Dormí durante todo el vuelo hasta llegar a Atlanta y al trasbordar al avión que me conduciría a Washington no tenía ningunas ganas de despertar.

-Después de esta experiencia de campo de concentración nazi lo pensaré siete veces antes de volver a este país- me susurró al oído, despertándome de mi pesadilla, mi compañero de viaje. Sus palabras me trajeron de nuevo a la cruda realidad post 9/11.

¡Bip-bip-bip! -Quítese los zapatos!- esta vez fue una negra de Atlanta.

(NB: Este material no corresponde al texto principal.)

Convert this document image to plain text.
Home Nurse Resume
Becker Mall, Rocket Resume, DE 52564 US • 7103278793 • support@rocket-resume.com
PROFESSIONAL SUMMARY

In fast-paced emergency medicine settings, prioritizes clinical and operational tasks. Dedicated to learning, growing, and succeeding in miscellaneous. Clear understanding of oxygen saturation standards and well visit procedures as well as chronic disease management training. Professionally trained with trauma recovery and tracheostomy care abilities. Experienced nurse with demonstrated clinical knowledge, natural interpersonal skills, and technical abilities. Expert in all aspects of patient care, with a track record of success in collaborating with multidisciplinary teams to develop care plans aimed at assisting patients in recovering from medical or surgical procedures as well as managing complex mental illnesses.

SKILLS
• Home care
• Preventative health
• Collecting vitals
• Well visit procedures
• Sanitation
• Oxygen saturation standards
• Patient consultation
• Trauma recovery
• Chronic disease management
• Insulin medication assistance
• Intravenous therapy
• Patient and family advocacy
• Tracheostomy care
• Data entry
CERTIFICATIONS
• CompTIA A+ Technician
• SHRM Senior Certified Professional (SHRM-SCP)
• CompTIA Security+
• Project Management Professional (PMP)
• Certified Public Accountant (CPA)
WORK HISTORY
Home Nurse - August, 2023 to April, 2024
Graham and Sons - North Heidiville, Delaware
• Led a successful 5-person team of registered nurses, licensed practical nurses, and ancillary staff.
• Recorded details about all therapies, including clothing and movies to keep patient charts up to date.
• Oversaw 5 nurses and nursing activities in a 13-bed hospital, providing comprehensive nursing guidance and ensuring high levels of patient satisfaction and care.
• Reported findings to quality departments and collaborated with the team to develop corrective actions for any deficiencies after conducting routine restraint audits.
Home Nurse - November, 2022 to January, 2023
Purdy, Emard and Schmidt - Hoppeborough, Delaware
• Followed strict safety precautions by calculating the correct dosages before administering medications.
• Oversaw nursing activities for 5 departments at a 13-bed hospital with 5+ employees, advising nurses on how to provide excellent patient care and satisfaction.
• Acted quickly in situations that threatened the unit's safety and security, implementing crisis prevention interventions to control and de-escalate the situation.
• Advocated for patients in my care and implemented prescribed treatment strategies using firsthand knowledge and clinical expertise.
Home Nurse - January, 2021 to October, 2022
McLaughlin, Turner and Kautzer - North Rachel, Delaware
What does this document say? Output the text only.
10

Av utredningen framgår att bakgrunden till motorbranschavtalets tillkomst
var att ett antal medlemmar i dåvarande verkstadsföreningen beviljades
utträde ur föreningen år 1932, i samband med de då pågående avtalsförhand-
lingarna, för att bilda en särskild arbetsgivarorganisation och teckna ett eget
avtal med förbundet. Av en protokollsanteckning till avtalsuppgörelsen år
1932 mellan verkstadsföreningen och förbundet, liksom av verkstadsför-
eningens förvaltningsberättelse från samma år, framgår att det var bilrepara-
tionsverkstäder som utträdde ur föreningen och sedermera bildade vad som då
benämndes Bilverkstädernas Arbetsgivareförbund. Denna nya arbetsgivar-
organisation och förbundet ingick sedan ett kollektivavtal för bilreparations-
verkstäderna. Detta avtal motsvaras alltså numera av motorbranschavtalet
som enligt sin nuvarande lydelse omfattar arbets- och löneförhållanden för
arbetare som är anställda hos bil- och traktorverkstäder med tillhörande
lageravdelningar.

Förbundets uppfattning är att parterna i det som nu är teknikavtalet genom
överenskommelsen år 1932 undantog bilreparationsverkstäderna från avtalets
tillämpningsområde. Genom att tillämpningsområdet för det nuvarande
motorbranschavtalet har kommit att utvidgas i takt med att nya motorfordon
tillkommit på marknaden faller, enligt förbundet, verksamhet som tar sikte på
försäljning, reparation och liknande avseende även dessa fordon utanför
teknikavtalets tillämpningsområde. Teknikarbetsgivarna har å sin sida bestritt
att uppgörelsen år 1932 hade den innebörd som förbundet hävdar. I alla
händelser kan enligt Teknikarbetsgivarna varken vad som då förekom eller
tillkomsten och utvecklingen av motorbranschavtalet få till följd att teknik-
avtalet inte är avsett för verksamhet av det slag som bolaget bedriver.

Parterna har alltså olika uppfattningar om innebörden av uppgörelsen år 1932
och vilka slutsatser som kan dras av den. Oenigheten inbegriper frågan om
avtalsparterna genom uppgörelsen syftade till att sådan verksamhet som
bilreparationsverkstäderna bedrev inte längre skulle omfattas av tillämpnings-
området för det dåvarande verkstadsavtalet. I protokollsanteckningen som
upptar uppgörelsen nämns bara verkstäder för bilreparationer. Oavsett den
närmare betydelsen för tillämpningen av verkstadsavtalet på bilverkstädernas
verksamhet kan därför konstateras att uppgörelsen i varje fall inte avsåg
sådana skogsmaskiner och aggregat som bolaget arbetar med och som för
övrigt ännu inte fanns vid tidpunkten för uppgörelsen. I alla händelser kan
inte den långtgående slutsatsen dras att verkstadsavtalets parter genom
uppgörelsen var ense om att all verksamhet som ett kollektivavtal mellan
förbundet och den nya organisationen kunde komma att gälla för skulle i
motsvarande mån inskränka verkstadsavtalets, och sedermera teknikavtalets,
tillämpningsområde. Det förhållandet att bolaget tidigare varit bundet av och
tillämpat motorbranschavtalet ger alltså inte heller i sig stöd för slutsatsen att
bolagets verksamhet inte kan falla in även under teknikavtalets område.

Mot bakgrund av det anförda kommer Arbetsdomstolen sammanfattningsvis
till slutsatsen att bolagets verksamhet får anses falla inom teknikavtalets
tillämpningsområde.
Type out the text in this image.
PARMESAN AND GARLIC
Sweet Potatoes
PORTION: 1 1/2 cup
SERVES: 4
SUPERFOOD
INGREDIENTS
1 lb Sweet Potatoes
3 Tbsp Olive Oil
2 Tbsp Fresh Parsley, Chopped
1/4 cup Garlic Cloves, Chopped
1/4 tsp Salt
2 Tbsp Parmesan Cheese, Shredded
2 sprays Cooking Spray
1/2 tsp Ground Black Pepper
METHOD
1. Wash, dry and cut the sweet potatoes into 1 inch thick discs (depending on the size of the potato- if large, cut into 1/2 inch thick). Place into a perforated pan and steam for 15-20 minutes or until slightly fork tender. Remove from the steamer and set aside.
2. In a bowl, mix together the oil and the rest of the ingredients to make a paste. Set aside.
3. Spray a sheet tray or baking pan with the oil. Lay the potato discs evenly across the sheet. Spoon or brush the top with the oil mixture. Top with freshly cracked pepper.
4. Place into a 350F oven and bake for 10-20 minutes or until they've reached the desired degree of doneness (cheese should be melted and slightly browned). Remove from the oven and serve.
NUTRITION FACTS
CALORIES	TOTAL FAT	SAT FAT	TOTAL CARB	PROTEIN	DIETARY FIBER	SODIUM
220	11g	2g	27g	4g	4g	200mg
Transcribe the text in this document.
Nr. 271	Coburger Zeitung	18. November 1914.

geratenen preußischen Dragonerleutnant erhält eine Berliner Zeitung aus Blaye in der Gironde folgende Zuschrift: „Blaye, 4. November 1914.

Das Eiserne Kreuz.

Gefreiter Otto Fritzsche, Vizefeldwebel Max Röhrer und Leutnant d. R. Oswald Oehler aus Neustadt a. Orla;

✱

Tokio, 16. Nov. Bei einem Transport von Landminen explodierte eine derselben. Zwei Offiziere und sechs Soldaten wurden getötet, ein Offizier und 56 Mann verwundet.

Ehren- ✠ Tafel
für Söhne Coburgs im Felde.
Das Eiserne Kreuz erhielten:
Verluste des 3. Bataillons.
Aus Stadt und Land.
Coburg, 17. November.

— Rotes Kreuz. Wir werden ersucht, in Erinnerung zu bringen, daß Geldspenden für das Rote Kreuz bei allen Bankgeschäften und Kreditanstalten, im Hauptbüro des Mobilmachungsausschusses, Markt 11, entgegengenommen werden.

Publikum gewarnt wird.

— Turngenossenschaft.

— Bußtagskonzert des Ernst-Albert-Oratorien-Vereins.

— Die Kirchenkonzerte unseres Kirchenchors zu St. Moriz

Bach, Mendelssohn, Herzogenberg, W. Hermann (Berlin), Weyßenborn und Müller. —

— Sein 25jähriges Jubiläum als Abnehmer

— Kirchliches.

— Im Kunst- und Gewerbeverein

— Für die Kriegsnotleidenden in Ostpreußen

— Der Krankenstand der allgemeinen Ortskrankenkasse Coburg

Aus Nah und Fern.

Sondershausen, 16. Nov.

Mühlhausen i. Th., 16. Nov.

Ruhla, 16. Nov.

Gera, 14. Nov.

-Pero si ya me lo han quitado tres veces y nos encontramos en tránsito hacia Washington.

-Le dije que se quite los zapatos- vociferó la morena con cara de orangután.

Abrí los brazos como un espanta pájaros y, como un corderito camino al matadero, comencé a zafarme los zapatos por cuarta vez consecutiva.

-¡Baje los brazos! Solamente le he pedido los zapatos. Step aside! (¡sálgase de la fila!)

No había dudas de que tenía muy malas pulgas.

-¡Abra su valija! ¡Levante las manos! ¡Separe bien los pies! Al derramar todos mis bártulos en la mesita del gate 37 la mujer vocifera:

-Esas monedas sueltas son las causantes de todo este frisqueo. ¡Entre al avión! Fue como si me hubieran absuelto de la pena capital. Al llegar a mi destino me pareció que era un sobreviviente del archipiélago Gulag. Lo interesante del caso fue que todos los que me trastearon durante las cuatro horas y media que duró la travesía habían sido inmigrantes cuando llegaron por primera vez a este país. Ahora parecían unos extraterrestres profesionales con la excepción de la que dio con el secreto de los bip-bip. Todos los otros habían sido alguna vez ilegales en este gran país de indocumentados.

El viaje de regreso fue otro via-crucis. Bip-bip-bip-bip -¡Quítese los zapatos! ¡Salgase de la fila! ¡Levante las manos! ¡Mantenga los pies separados! Al llegar al aeropuerto de Miami camino a Puerto Plata no pude aguantar más y me acerqué a una agente que nos esperaba al pie del avión.

 Le hablé en creole.

-Cherché tou-temps. purkuà? (Me registran todo el tiempo.¿por qué?) -Ou fas indokumanté (Usted tiene cara de indocumentado)- me contestó la mujer que había nacido en Port’au Prince.

Todos inmigrantes en su propio país.